Pelo menos para mim, há alturas em que o passado pesa insuportavelmente, para não mencionar o presente e o futuro

                (se o houver)

António Lobo Antunes, Visão, 17.03.12

 

Numa sexta-feira que me devia levar para lá de Guimarães, o senhor tempo resolveu dizer-me ao ouvido: ó pá, fica por Guimarães que à beira-mar está frio, nevoeiro e pode chover. Raios partam o senhor tempo!

Mas não se pode perder o norte nem a compostura. E o melhor é dar ‘corda aos sapatos’. Foi o que fiz na última sexta-feira (não foi aos sapatos; foi às sapatilhas) e fiz o que costumo fazer no final do dia, mas de manhã, bem cedo.

São esses olhares de sexta-feira em Guimarães que trago por aqui. Uns e outros são um retrato (em alguns momentos assustador) do que é, afinal, viver em Guimarães.

Calma! Nem tudo é mau!

Vamos lá então começar corrida.

 

Nas hortas, ou Horta Pedagógica, dou de caras com dois funcionários (não percebi se eram da câmara de Guimarães ou de uma empresa privada, mas isso pouco importa) a colocaram dois pinos de madeira ali numa das travessias de madeira que separa os dois lados da Horta. Fiquei contente. É sinal que não terei, doravante, uns motores a matraquearem os meus passos; mesmo de frente.

Pronto! Começava tão bem a minha corrida.

O pior foi entrar no caminho real e ter que parar com medo a dois matulões. Eram cães, ok, mas metiam respeito. O dono olhou para a minha cara de medo e apressou-se a correr para os bicharocos e agarrá-los – disse bem: agarrá-lo porque só tinha trela ou lá que era para um animal.

Todo a tremer lá entrei no miolo do caminho real. Caramba! Tanto lixo; caixotes despejados (seria? ou era mesmo destruição?).

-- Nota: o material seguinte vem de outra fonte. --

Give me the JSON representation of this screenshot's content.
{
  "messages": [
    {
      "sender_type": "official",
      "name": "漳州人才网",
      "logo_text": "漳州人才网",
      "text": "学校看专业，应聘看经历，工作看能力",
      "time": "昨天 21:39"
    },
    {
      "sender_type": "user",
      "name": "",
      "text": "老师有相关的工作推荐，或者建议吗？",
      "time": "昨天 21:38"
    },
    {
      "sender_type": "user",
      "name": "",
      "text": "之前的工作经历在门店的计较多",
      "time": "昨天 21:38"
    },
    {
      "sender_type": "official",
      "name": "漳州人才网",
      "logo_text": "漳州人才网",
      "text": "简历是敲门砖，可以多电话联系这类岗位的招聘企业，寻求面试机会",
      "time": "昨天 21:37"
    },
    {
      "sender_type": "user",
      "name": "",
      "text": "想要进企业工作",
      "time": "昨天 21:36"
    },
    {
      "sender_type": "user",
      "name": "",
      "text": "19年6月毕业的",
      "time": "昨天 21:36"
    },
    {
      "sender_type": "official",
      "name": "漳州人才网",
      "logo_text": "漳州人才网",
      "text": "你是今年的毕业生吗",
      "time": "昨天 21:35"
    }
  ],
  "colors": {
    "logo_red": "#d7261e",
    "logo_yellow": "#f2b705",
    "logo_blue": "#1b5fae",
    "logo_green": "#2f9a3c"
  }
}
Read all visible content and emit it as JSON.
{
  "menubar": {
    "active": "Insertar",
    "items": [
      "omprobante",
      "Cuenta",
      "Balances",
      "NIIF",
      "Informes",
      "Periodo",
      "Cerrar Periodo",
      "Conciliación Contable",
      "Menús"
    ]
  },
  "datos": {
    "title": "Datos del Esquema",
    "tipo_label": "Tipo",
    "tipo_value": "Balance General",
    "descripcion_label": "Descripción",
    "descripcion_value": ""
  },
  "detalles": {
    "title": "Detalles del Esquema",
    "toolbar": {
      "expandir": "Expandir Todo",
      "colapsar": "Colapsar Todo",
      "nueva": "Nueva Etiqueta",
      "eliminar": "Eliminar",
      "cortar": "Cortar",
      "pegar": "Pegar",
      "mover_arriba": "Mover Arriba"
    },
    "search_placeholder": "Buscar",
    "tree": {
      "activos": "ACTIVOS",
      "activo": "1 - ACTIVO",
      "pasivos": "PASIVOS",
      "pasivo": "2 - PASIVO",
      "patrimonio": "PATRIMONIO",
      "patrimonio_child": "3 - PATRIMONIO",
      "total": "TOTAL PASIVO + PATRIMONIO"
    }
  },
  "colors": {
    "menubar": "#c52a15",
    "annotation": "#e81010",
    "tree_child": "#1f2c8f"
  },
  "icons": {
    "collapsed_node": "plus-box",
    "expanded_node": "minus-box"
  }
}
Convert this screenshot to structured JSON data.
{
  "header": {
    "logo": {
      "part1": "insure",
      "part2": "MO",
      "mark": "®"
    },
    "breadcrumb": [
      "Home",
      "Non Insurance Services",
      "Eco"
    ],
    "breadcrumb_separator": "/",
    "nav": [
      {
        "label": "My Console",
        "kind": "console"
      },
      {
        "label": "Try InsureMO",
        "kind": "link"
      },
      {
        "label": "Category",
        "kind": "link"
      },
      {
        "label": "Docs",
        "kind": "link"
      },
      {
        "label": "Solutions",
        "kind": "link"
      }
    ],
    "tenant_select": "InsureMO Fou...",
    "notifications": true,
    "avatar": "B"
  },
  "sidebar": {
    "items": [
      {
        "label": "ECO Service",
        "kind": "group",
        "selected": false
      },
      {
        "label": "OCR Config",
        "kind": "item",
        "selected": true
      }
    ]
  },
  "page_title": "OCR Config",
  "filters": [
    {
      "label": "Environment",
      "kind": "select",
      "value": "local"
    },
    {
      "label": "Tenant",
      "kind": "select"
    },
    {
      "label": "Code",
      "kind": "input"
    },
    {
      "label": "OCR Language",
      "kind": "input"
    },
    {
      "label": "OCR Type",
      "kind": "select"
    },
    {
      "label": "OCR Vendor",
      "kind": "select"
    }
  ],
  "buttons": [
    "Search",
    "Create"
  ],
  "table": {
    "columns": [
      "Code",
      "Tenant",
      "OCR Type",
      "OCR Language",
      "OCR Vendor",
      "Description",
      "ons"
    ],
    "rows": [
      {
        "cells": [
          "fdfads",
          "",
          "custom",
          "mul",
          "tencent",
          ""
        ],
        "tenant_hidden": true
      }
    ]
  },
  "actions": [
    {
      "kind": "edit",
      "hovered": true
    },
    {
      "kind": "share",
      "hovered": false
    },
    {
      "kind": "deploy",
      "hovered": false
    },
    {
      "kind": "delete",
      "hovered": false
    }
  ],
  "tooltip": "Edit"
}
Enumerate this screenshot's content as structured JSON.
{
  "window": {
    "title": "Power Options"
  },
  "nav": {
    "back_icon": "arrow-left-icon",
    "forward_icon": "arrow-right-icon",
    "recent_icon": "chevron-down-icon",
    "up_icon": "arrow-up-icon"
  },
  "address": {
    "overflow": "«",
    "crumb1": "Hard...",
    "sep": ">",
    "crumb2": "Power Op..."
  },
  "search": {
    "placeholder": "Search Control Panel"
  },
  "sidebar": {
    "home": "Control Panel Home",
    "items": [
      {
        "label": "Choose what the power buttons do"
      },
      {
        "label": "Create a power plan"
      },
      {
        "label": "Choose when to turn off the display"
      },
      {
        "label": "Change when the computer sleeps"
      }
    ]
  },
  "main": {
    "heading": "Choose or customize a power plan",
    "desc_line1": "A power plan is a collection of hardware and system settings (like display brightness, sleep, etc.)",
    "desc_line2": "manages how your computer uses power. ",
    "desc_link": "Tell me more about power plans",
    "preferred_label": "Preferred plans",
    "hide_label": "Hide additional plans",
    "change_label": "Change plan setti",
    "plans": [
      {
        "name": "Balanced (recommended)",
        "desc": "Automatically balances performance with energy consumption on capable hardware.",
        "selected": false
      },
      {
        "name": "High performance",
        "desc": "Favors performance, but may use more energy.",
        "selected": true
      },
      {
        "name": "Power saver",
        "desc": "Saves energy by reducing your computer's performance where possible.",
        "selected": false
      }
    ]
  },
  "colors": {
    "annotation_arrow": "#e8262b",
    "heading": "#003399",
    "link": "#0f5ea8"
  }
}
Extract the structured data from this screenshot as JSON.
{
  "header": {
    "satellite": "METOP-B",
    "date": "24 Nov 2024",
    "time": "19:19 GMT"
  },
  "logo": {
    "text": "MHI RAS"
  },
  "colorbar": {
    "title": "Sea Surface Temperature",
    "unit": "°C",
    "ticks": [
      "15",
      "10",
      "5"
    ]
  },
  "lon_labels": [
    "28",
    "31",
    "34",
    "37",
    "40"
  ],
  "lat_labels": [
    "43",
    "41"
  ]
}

Ah! Ao longo da variante e até ao caminho real era bom que os senhores responsáveis pela manutenção daquele espaço dessem uma vista de olhos à quantidade de paus caídos naquele separador de madeira, confesso desconhecer o nome.

É claro! que depois de uns quilómetros nas pernas e o espírito aliviado esquecei os cães, mas não me sai da ideia o lixo ao longo do caminho que de real já nem o nome preserva.

 

Nota de rodapé: há uma coisa de que tenho pena, só em tempos eleitorais é que se sai do gabinete, e o caminho real, ali em Creixomil, não pode estar quatro anos à espera de ser o que devia ser; depois do seu restauro e recuperação de 2012.